With a recent application for funding it is hoped the SPIRAL project will continue for another seven years.

It is clear Professor Kildea is passionate about health services research and improving care for women during pregnancy and labour but her biggest area of interest, and concern, is in making a difference to the lives of Aboriginal and Torres Strait Islander families. 

“There has been policy after policy that has recognised that we’re not providing culturally safe, responsive care to our Aboriginal and Torres Strait Islander Australians. That’s been well documented for 30 years. Many of those documents have said we should trial Birthing on Country in remote areas in the way that the Inuit have done it because their outcomes are amazing, and we could see the same improvements here.”

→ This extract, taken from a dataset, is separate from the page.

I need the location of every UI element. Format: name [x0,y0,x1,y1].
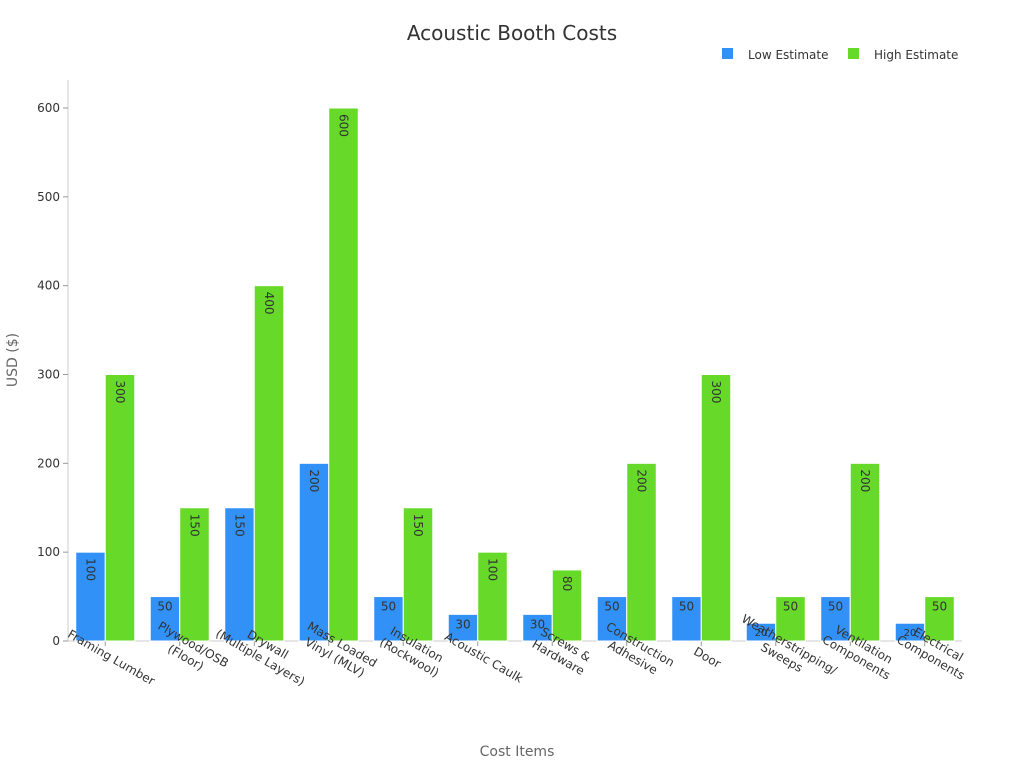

While Professor Kildea expresses disappointment in the lack of outcomes from the National Maternity Services Plan – a five year plan released in 2010 that led to a national workshop on Birthing on Country and a resultant report recommending services that enable Indigenous women in remote areas to give birth in their communities – she is hopeful of a reform of maternity services.  

“Birthing on Country is seen as a metaphor for the best start in life for Aboriginal and Torres Strait Islander Australians. To implement it requires system reform. We need to be brave, we need to be supportive of Indigenous women and their families and what they want. We have to go forward with the Birthing on Country work. If we want to close the gap we need governments who are prepared to do things differently, who are going to listen to the community. Aboriginal organisations need more control. It needs to be a holistic approach, a whole of community approach, one that brings in support for culture being at the centre of care, where Indigenous students are well supported to do midwifery training.”

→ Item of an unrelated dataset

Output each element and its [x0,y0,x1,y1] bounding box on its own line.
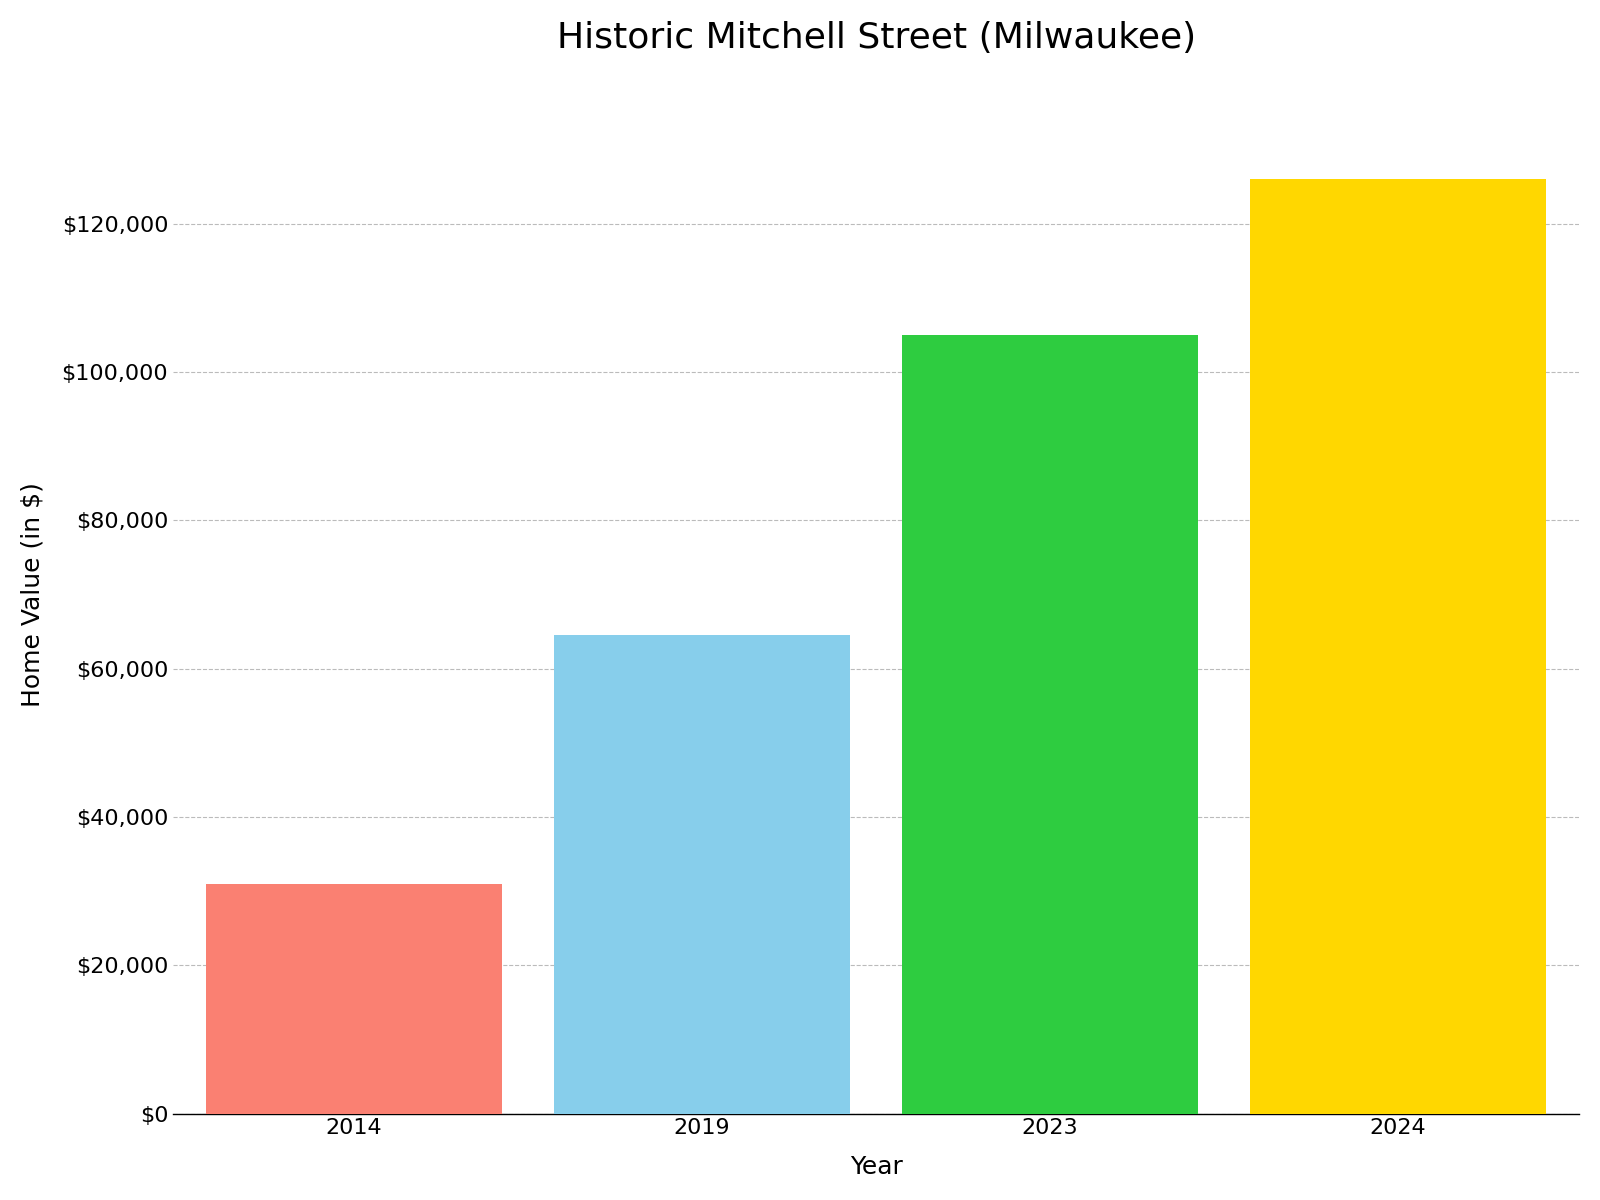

Professor Kildea is playing an important role in bringing about these changes. 

“We have developed a partnership with the Institute of Urban Indigenous Health, the Aboriginal and Torres Strait Islander Community Health Service and the Mater Health Service to work together to make a difference. Yes, of course it is another research project!” she laughs.

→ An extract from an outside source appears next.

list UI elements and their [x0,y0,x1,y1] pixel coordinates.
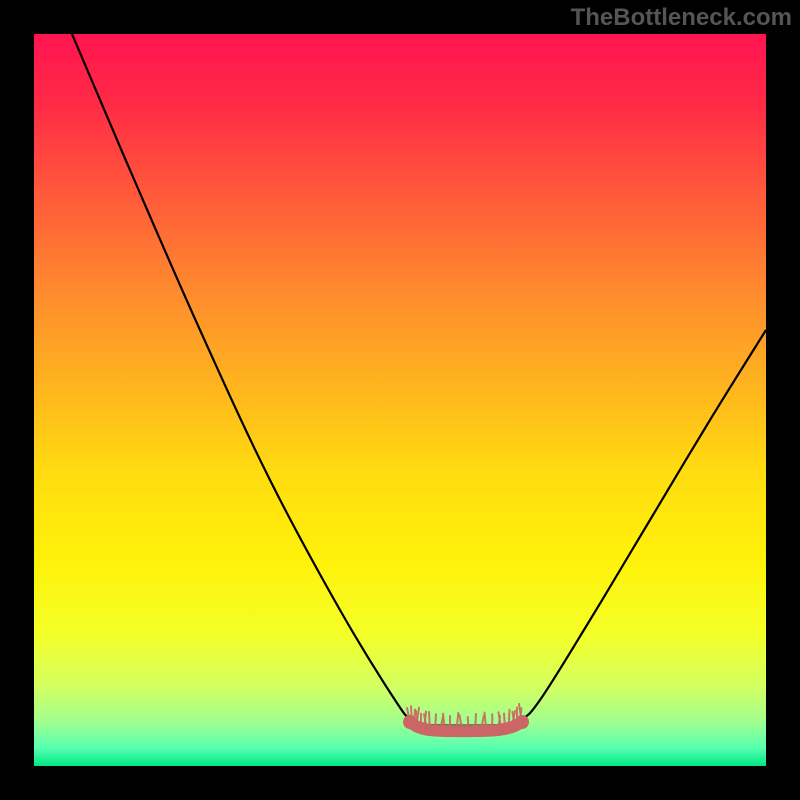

“UQ and the Mater funded a clinical chair in midwifery, which puts me in the community. You can effect change in this research setting. It is health services research. It’s messy, it rarely goes the way you want it to, but when you try you can help make a difference. There’s never a dull moment, and we have a lot of fun making it work!”

Along with clinical research, Professor Kildea guest lectures to midwifery and nursing students and supervises Masters and PhD students. She is particularly enthusiastic about the newly refurbished Whitty Building.

The 105-year-old heritage listed building in South Brisbane recently underwent a $30 million redevelopment as a result of an alliance between The University of Queensland and Mater Health Services. The Whitty Building collaboration – to allow for delivery of customised UQ/Mater nursing and midwifery programs – is the first of its kind in Australia.

“It’s fantastic. It’s on the ground, in the coalface. We’ve got the students and the academics on site, in the hospital. The more you have students on site, the more they become our students, the students of the health service. Once they become our students they get their own sense of ownership. It’s a great thing having them here and working with the next generation of health care providers.”


Professor Sue Kildea holds a Clinical Chair in Midwifery and is the Inaugural Director of the Midwifery Research Unit, a collaboration between the Mater Health Services, the Mater Research Institute, UQ and the UQ School of Nursing, Midwifery and Social Work. Her expertise lies in introducing and evaluating innovative models of maternity service delivery, leading research across distances, strengthening rural and remote maternity services, care provision for Aboriginal and Torres Strait Islander families, care that promotes normal birth and translating research into practice.